Er war jetzt vor seinem eigenen Küchenfenster. Er hielt sein Smartphone gegen das Magnetschloss des Fensters und strich über das Display. Das Fenster entriegelte sich. Er presste die Hände flach gegen das Glas und drückte. Langsam quälte sich das uralte Fenster nach oben, bis der Spalt breit genug war, um hindurch zu klettern. Er sank auf den Küchenboden und blieb dort für einen Augenblick sitzen.
Als sein Herzschlag sich normalisiert hatte, schlich er auf Zehenspitzen zur Wohnungstür und spähte durch den Türspion. Er konnte zwei Personen auf dem Korridor sehen. Anzugträger. Lange Wollmäntel. Möglicherweise Russen. Leon wich von der Haustür zurück, als ob sie aus Sprengstoff wäre, der jeden Augenblick explodieren konnte und ging zurück in sein Zimmer. Er schloss die Tür und holte einmal tief Luft.
Er hatte offenbar gar keine Wahl. Nicht nur das Leben seines Onkels war in Gefahr, auch hinter ihm waren die Schläger her. Er hatte nie davon gehört, dass die russische Mafia besonders freundlich war, und er zweifelte daran, dass sie nett zu ihm sein würden, nur weil er noch minderjährig war.
Er ließ sich in seinen Stuhl fallen und tippte sanft mit seinem Smartphone gegen seinen Tisch. Das 36 Zoll Display erwachte zum Leben. Leon ließ seine Hände darüber gleiten, bereitete eine Nachricht an seinen Onkel vor.

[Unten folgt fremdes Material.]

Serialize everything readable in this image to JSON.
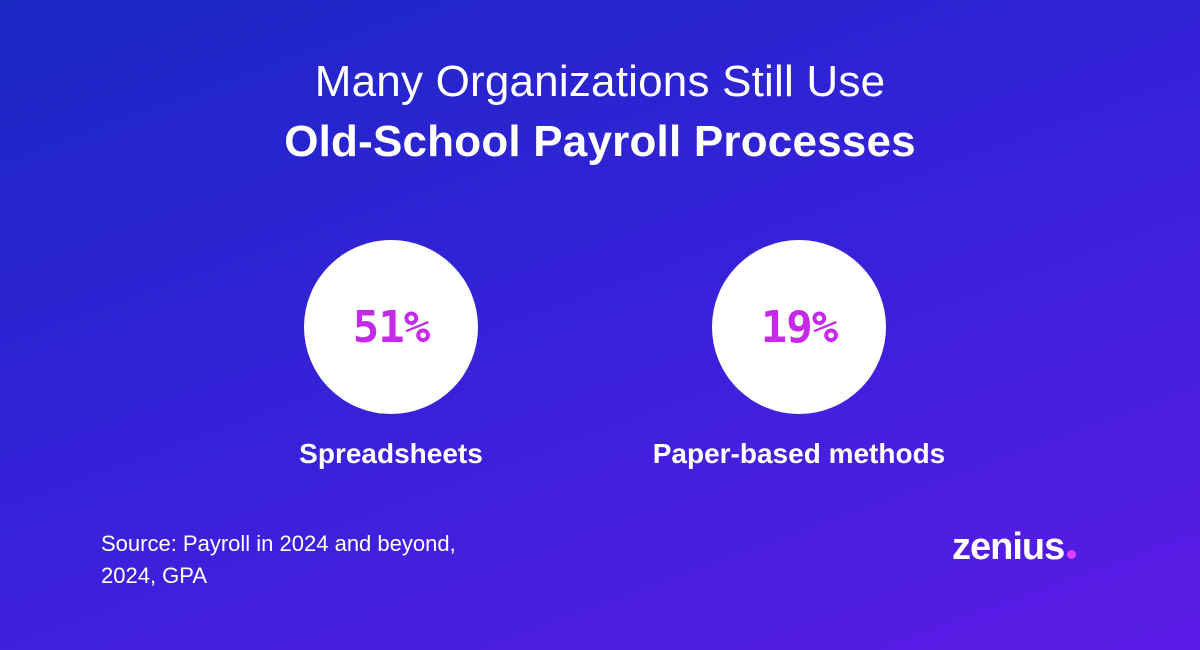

Ich mach es. Aber du musst diese Schläger von mir und meiner Familie fernhalten. Ich kann nicht arbeiten, wenn ich um mein Leben fürchten muss.

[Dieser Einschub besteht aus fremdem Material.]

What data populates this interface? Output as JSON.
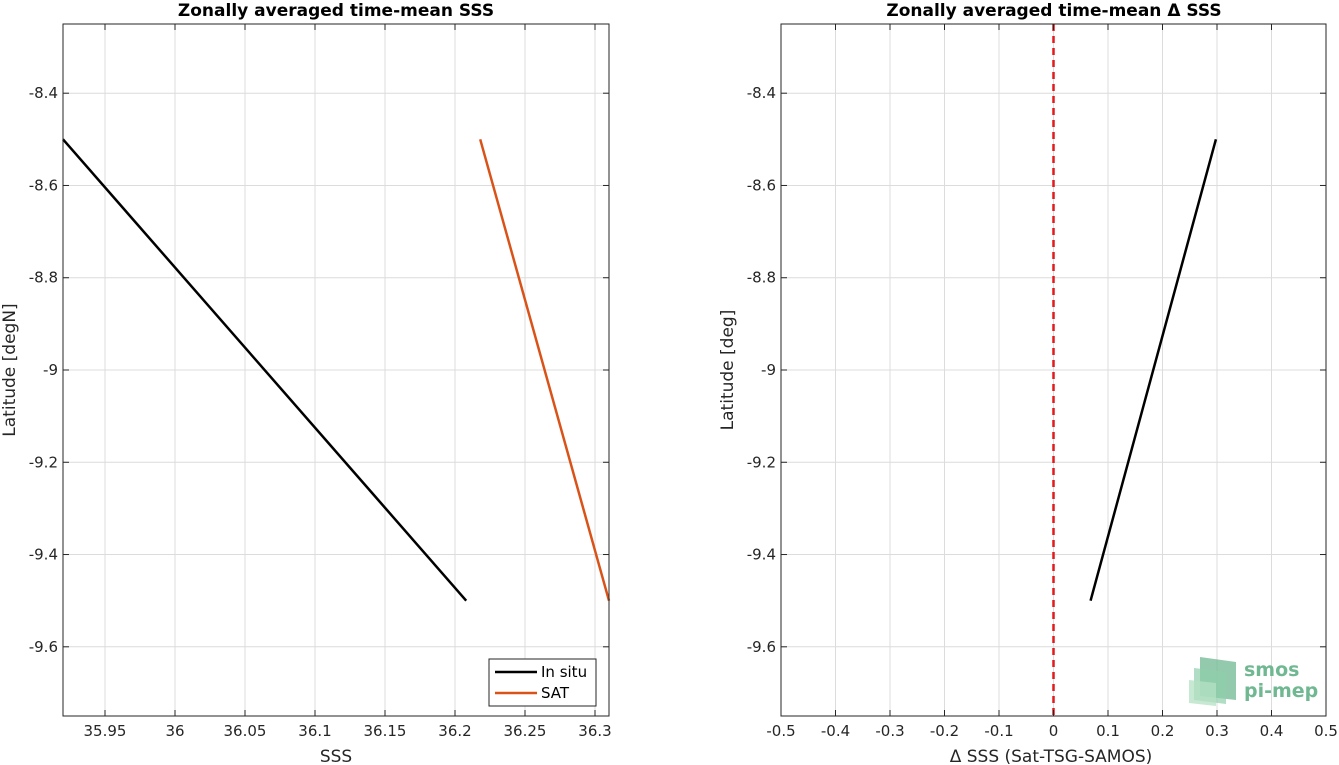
{
  "chart_data": [
    {
      "type": "line",
      "title": "Zonally averaged time-mean SSS",
      "xlabel": "SSS",
      "ylabel": "Latitude [degN]",
      "xlim": [
        35.92,
        36.31
      ],
      "ylim": [
        -9.75,
        -8.25
      ],
      "xticks": [
        35.95,
        36,
        36.05,
        36.1,
        36.15,
        36.2,
        36.25,
        36.3
      ],
      "xtick_labels": [
        "35.95",
        "36",
        "36.05",
        "36.1",
        "36.15",
        "36.2",
        "36.25",
        "36.3"
      ],
      "yticks": [
        -8.4,
        -8.6,
        -8.8,
        -9,
        -9.2,
        -9.4,
        -9.6
      ],
      "ytick_labels": [
        "-8.4",
        "-8.6",
        "-8.8",
        "-9",
        "-9.2",
        "-9.4",
        "-9.6"
      ],
      "grid": true,
      "legend_position": "bottom-right",
      "series": [
        {
          "name": "In situ",
          "color": "#000000",
          "x": [
            35.92,
            36.208
          ],
          "y": [
            -8.5,
            -9.5
          ]
        },
        {
          "name": "SAT",
          "color": "#d95319",
          "x": [
            36.218,
            36.31
          ],
          "y": [
            -8.5,
            -9.5
          ]
        }
      ]
    },
    {
      "type": "line",
      "title": "Zonally averaged time-mean Δ SSS",
      "xlabel": "Δ SSS (Sat-TSG-SAMOS)",
      "ylabel": "Latitude [deg]",
      "xlim": [
        -0.5,
        0.5
      ],
      "ylim": [
        -9.75,
        -8.25
      ],
      "xticks": [
        -0.5,
        -0.4,
        -0.3,
        -0.2,
        -0.1,
        0,
        0.1,
        0.2,
        0.3,
        0.4,
        0.5
      ],
      "xtick_labels": [
        "-0.5",
        "-0.4",
        "-0.3",
        "-0.2",
        "-0.1",
        "0",
        "0.1",
        "0.2",
        "0.3",
        "0.4",
        "0.5"
      ],
      "yticks": [
        -8.4,
        -8.6,
        -8.8,
        -9,
        -9.2,
        -9.4,
        -9.6
      ],
      "ytick_labels": [
        "-8.4",
        "-8.6",
        "-8.8",
        "-9",
        "-9.2",
        "-9.4",
        "-9.6"
      ],
      "grid": true,
      "reference_line": {
        "x": 0,
        "color": "#e31a1c",
        "style": "dashed"
      },
      "series": [
        {
          "color": "#000000",
          "x": [
            0.298,
            0.068
          ],
          "y": [
            -8.5,
            -9.5
          ]
        }
      ]
    }
  ],
  "logo": {
    "line1": "smos",
    "line2": "pi-mep",
    "color": "#6fb891"
  }
}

Die Antwort kam nur ein paar Sekunden später. Leon sah auf die Uhr und fragte sich, wie spät es in Moskau sein mochte und ob sein Onkel jemals schlief.
Die Mail war umfangreich – Leon sah, wie seine Bandbreite kurzfristig in die Höhe schoss. Aber die Textnachricht war nur kurz:
Okay. Aber ich kann sie dir nur für drei Tage vom Hals halten. Danach werden wir beide in Schwierigkeiten sein, wenn du nichts liefern kannst ‑ Alex
»Scheiße«, murmelte Leon. Wo war er da nur hineingeraten?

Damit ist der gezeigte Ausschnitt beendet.